Final papers written at Stanford
I graduated from Stanford in June 2019. Below are some of my final papers.
Computational Biology
Independent Study with Bejerano Lab
During my senior year, I conducted an independent research project under the guidance of Gill Bejerano and Yatish Turakhia. The project centered around the use of short reads of DNA (~150bp) to detect structural variants (hundreds or thousands of base pairs). Approaches to Structural Variant Detection with Short Next-Generation Sequencing Data.
Computer Science
Artificial Intelligence: Principles and Techniques (CS221)
In the past few years, Artificial Intelligence has shown its mettle in all manner of fields. In particular, revolutionary work has been done in the area of abstract strategy games, with AI agents for Chess, Go, and Shogi reaching unprecedented superhuman levels. Beyond providing amusement, game playing provides a valuable opportunity for testing the abilities of high performant artificial intelligence. In this paper, we tackle the two-player abstract strategy game of Hex with the hope of creating a medium level player using enhancements to traditional game playing algorithms such as Minimax and Monte Carlo Tree Search (MCTS). Our findings show, in support of the recent work by DeepMind, that an increasingly sophisticated MCTS is a promising gameplaying algorithm and with enough complexity, has the potential to achieve superhuman strength in a wide variety of games. An AI Agent for Playing Hex.
Convolutional Neural Networks for Visual Recognition (CS231N)
Deep convolutional neural networks are applied to the problem of abnormality detection in musculoskeletal X-rays of the lower extremities. Methods build on prior medical image classification approaches by proposing more sophisticated solutions to the problem of Multiple Instance Learning. Two approaches in particular, one based on recurrent neural networks and the other on Attention models, are shown to outperform static pooling methods. General performance approaches radiologist-level abnormality detection on certain body parts. Recurrent and Attention-Based Approaches to Multiple Instance Learning for Musculoskeletal Abnormality Detection.

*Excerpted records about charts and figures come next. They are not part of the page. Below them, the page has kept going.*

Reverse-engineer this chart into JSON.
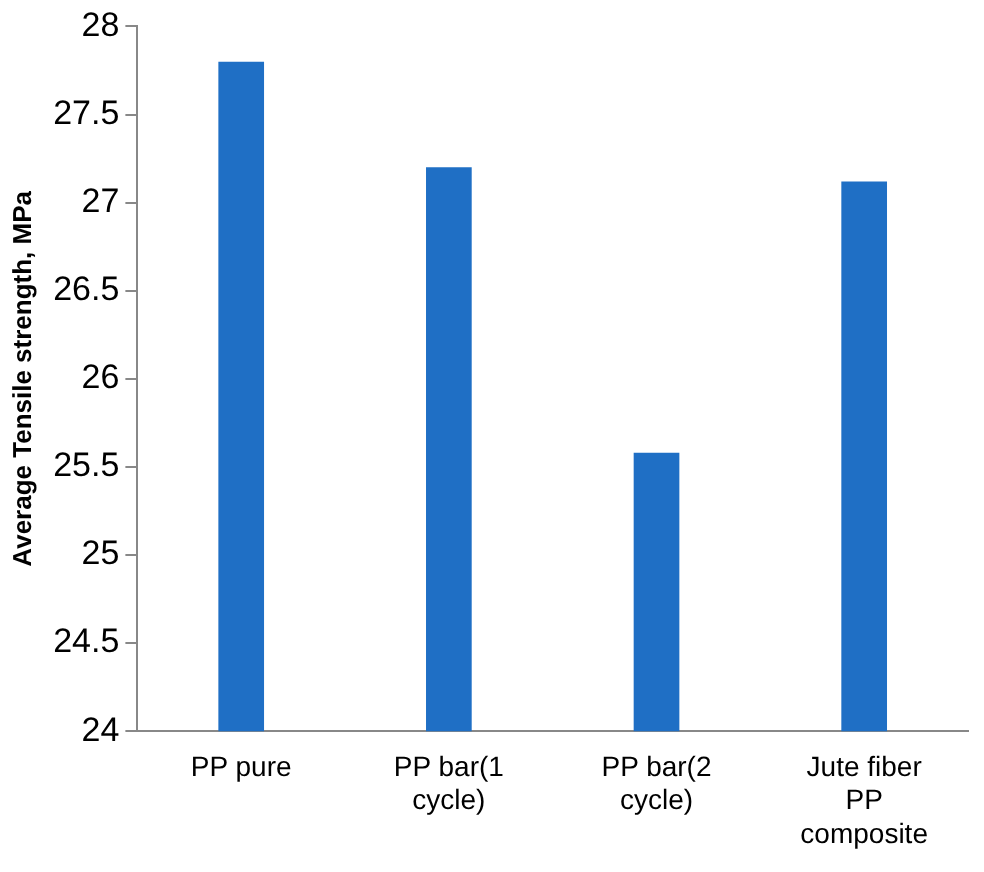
{
  "chart_data": {
    "type": "bar",
    "ylabel": "Average Tensile strength, MPa",
    "categories": [
      "PP pure",
      "PP bar(1 cycle)",
      "PP bar(2 cycle)",
      "Jute fiber PP composite"
    ],
    "values": [
      27.8,
      27.2,
      25.58,
      27.12
    ],
    "color": "#1f6fc5",
    "ylim": [
      24,
      28
    ],
    "yticks": [
      24,
      24.5,
      25,
      25.5,
      26,
      26.5,
      27,
      27.5,
      28
    ],
    "grid": false,
    "legend": false
  }
}
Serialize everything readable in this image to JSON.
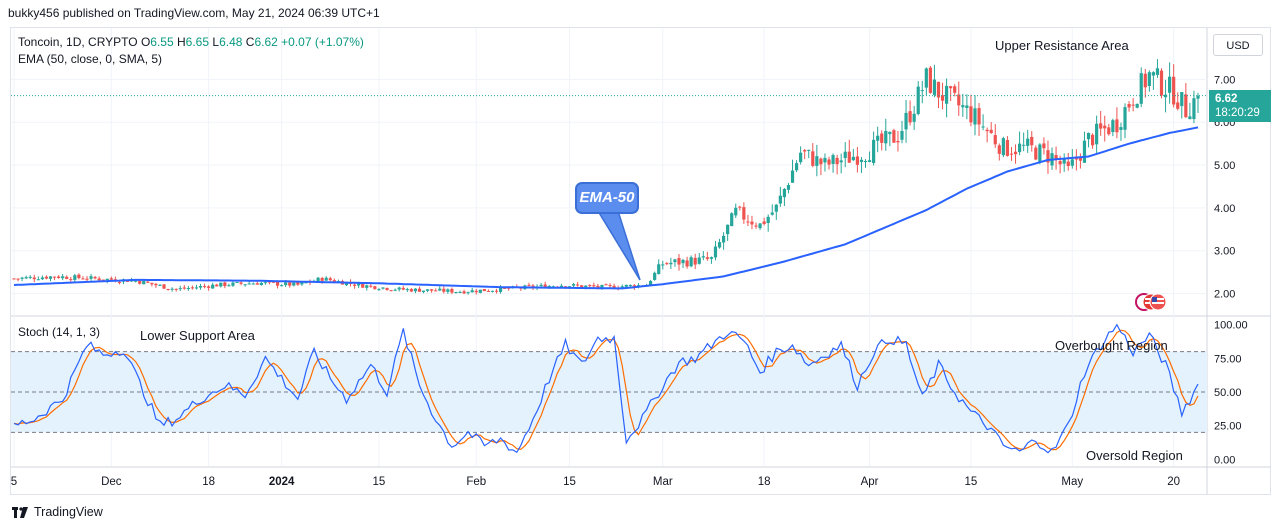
{
  "header": {
    "attribution": "bukky456 published on TradingView.com, May 21, 2024 06:39 UTC+1"
  },
  "legend": {
    "symbol": "Toncoin, 1D, CRYPTO",
    "open_label": "O",
    "open": "6.55",
    "high_label": "H",
    "high": "6.65",
    "low_label": "L",
    "low": "6.48",
    "close_label": "C",
    "close": "6.62",
    "change": "+0.07 (+1.07%)",
    "ema": "EMA (50, close, 0, SMA, 5)",
    "stoch": "Stoch (14, 1, 3)"
  },
  "currency": "USD",
  "price_tag": {
    "price": "6.62",
    "countdown": "18:20:29"
  },
  "annotations": {
    "ema_callout": "EMA-50",
    "upper_resistance": "Upper Resistance Area",
    "lower_support": "Lower Support Area",
    "overbought": "Overbought Region",
    "oversold": "Oversold Region"
  },
  "footer": {
    "brand": "TradingView"
  },
  "colors": {
    "up": "#26a69a",
    "down": "#ef5350",
    "ema": "#2962ff",
    "k": "#2962ff",
    "d": "#ff6d00",
    "band": "#e3f2fd"
  },
  "chart_data": {
    "type": "candlestick",
    "title": "Toncoin, 1D, CRYPTO",
    "price_axis": {
      "range": [
        1.5,
        8.2
      ],
      "ticks": [
        "2.00",
        "3.00",
        "4.00",
        "5.00",
        "6.00",
        "7.00"
      ]
    },
    "stoch_axis": {
      "range": [
        -5,
        105
      ],
      "ticks": [
        "0.00",
        "25.00",
        "50.00",
        "75.00",
        "100.00"
      ],
      "bands": [
        20,
        80
      ]
    },
    "x_ticks": [
      "5",
      "Dec",
      "18",
      "2024",
      "15",
      "Feb",
      "15",
      "Mar",
      "18",
      "Apr",
      "15",
      "May",
      "20"
    ],
    "x_tick_index": [
      0,
      24,
      48,
      66,
      90,
      114,
      137,
      160,
      185,
      211,
      236,
      261,
      286
    ],
    "ema_waypoints": [
      [
        0,
        2.2
      ],
      [
        30,
        2.32
      ],
      [
        60,
        2.3
      ],
      [
        90,
        2.24
      ],
      [
        120,
        2.15
      ],
      [
        150,
        2.12
      ],
      [
        160,
        2.22
      ],
      [
        175,
        2.4
      ],
      [
        190,
        2.75
      ],
      [
        205,
        3.15
      ],
      [
        215,
        3.55
      ],
      [
        225,
        3.95
      ],
      [
        235,
        4.45
      ],
      [
        245,
        4.85
      ],
      [
        255,
        5.12
      ],
      [
        265,
        5.2
      ],
      [
        275,
        5.5
      ],
      [
        285,
        5.75
      ],
      [
        292,
        5.88
      ]
    ],
    "close_waypoints": [
      [
        0,
        2.35
      ],
      [
        10,
        2.4
      ],
      [
        20,
        2.35
      ],
      [
        30,
        2.3
      ],
      [
        40,
        2.1
      ],
      [
        50,
        2.2
      ],
      [
        60,
        2.25
      ],
      [
        70,
        2.2
      ],
      [
        76,
        2.35
      ],
      [
        85,
        2.2
      ],
      [
        95,
        2.1
      ],
      [
        110,
        2.05
      ],
      [
        120,
        2.1
      ],
      [
        135,
        2.2
      ],
      [
        145,
        2.15
      ],
      [
        156,
        2.2
      ],
      [
        160,
        2.7
      ],
      [
        172,
        2.8
      ],
      [
        178,
        3.9
      ],
      [
        184,
        3.6
      ],
      [
        188,
        4.0
      ],
      [
        194,
        5.3
      ],
      [
        200,
        5.0
      ],
      [
        210,
        5.3
      ],
      [
        218,
        5.7
      ],
      [
        222,
        6.4
      ],
      [
        225,
        7.0
      ],
      [
        228,
        6.7
      ],
      [
        236,
        6.2
      ],
      [
        244,
        5.4
      ],
      [
        250,
        5.4
      ],
      [
        256,
        5.2
      ],
      [
        260,
        4.85
      ],
      [
        265,
        5.6
      ],
      [
        272,
        6.0
      ],
      [
        276,
        6.6
      ],
      [
        280,
        7.1
      ],
      [
        286,
        6.7
      ],
      [
        289,
        6.3
      ],
      [
        292,
        6.62
      ]
    ],
    "stoch_k_waypoints": [
      [
        0,
        25
      ],
      [
        5,
        30
      ],
      [
        12,
        45
      ],
      [
        18,
        85
      ],
      [
        22,
        78
      ],
      [
        27,
        82
      ],
      [
        32,
        50
      ],
      [
        36,
        25
      ],
      [
        40,
        30
      ],
      [
        46,
        45
      ],
      [
        52,
        55
      ],
      [
        57,
        48
      ],
      [
        62,
        75
      ],
      [
        66,
        60
      ],
      [
        70,
        45
      ],
      [
        74,
        80
      ],
      [
        78,
        60
      ],
      [
        82,
        45
      ],
      [
        88,
        70
      ],
      [
        92,
        50
      ],
      [
        96,
        95
      ],
      [
        100,
        55
      ],
      [
        104,
        30
      ],
      [
        108,
        10
      ],
      [
        112,
        20
      ],
      [
        116,
        10
      ],
      [
        120,
        15
      ],
      [
        124,
        5
      ],
      [
        128,
        30
      ],
      [
        132,
        60
      ],
      [
        136,
        85
      ],
      [
        140,
        70
      ],
      [
        144,
        90
      ],
      [
        148,
        90
      ],
      [
        151,
        15
      ],
      [
        155,
        30
      ],
      [
        160,
        55
      ],
      [
        164,
        72
      ],
      [
        168,
        75
      ],
      [
        172,
        85
      ],
      [
        176,
        95
      ],
      [
        180,
        88
      ],
      [
        184,
        65
      ],
      [
        188,
        80
      ],
      [
        192,
        85
      ],
      [
        196,
        70
      ],
      [
        200,
        78
      ],
      [
        204,
        85
      ],
      [
        208,
        55
      ],
      [
        212,
        80
      ],
      [
        216,
        90
      ],
      [
        220,
        85
      ],
      [
        224,
        45
      ],
      [
        228,
        70
      ],
      [
        232,
        50
      ],
      [
        236,
        35
      ],
      [
        240,
        25
      ],
      [
        244,
        10
      ],
      [
        248,
        5
      ],
      [
        252,
        15
      ],
      [
        256,
        5
      ],
      [
        260,
        25
      ],
      [
        264,
        65
      ],
      [
        268,
        85
      ],
      [
        272,
        100
      ],
      [
        276,
        80
      ],
      [
        280,
        92
      ],
      [
        284,
        70
      ],
      [
        288,
        35
      ],
      [
        292,
        55
      ]
    ]
  }
}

Incentives in Computer Science (CS269I)
In this paper we pose the problem of congestion caused by ride-sharing companies as a negative externality. We introduce and analyze previous attempts to curb the externality of congestion in urban areas. We determine that existing methods improve social welfare, but do not go far enough. We discuss three different mechanisms that could be used to price access to roads, and how these mechanisms would mitigate the issue of congestion. We discuss various simulations constructed for the purpose of this paper, and how these simulations ratify the suitability of the mechanisms. We conclude that an iterative tolling method, would most accurately price usage of the road, and be the most directly applicable in the real world. Finally, we discuss various implementation strategies and difficulties that might arise with the implementation of these tolls. Ticket to Ride: An Auction-based Approach to Real-Time Traffic Management.
Decision Making Under Uncertainty (CS238)
In this paper we explore reinforcement learning approaches for packet routing in mesh networks and situations where nodes do not have access to global network information. We also implement extensions to Q-routing in an effort to improve performance, including packet dropping penalties and dual-reinforcement learning. We also propose a hybrid algorithm for transitioning standard protocols to reinforcement learning, mitigating the poor performance of the “learning period” of Q-routing. We find that reinforcement-learning techniques successfully and consistently outperform standard routing protocols for both static and dynamic mesh networks. Applying Reinforcement Learning to Packet Routing in Mesh Networks.
Writing
Fiction Writing (ENGLISH 90)
I’m an avid reader and occasional writer. ENGLISH 90 was the introduction to fiction writing class offered at Stanford, which I took with equal parts trepidation and excitement. I was advised by the brilliant Austin Smith, who guided me through the process of writing my first long short story. The Poison Tree.
Religious Studies
Perspectives on the Good Life (RELIGST 12N)
I took two very consequential classes in my freshman year at Stanford. The first was CS106B, the introduction to computer science class. The second was RELIGST 12N, “Perspectives on the Good Life”. This was an introductory seminar taught by professor Lee Yearley that explored texts concerning purpose, adversity and beauty. The class challenged value judgements that I had formed prior to Stanford and alerted me to novel modes of thinking outside of my Church of England upbringing. Truth.
Chuang Tzu (RELIGST 212)
In RELIGST 12N we gave particular focus to the work of a 4th century BC Chinese philosopher called Chuang Tzu. Lee Yearley offered an entire course of Chuang Tzu, which I took in my sophomore year. We explored fiction by authors such as Herman Melville and Albert Camus, which held interesting parallels to the ancient work. The Talent of a Sage and The Way of a Sage.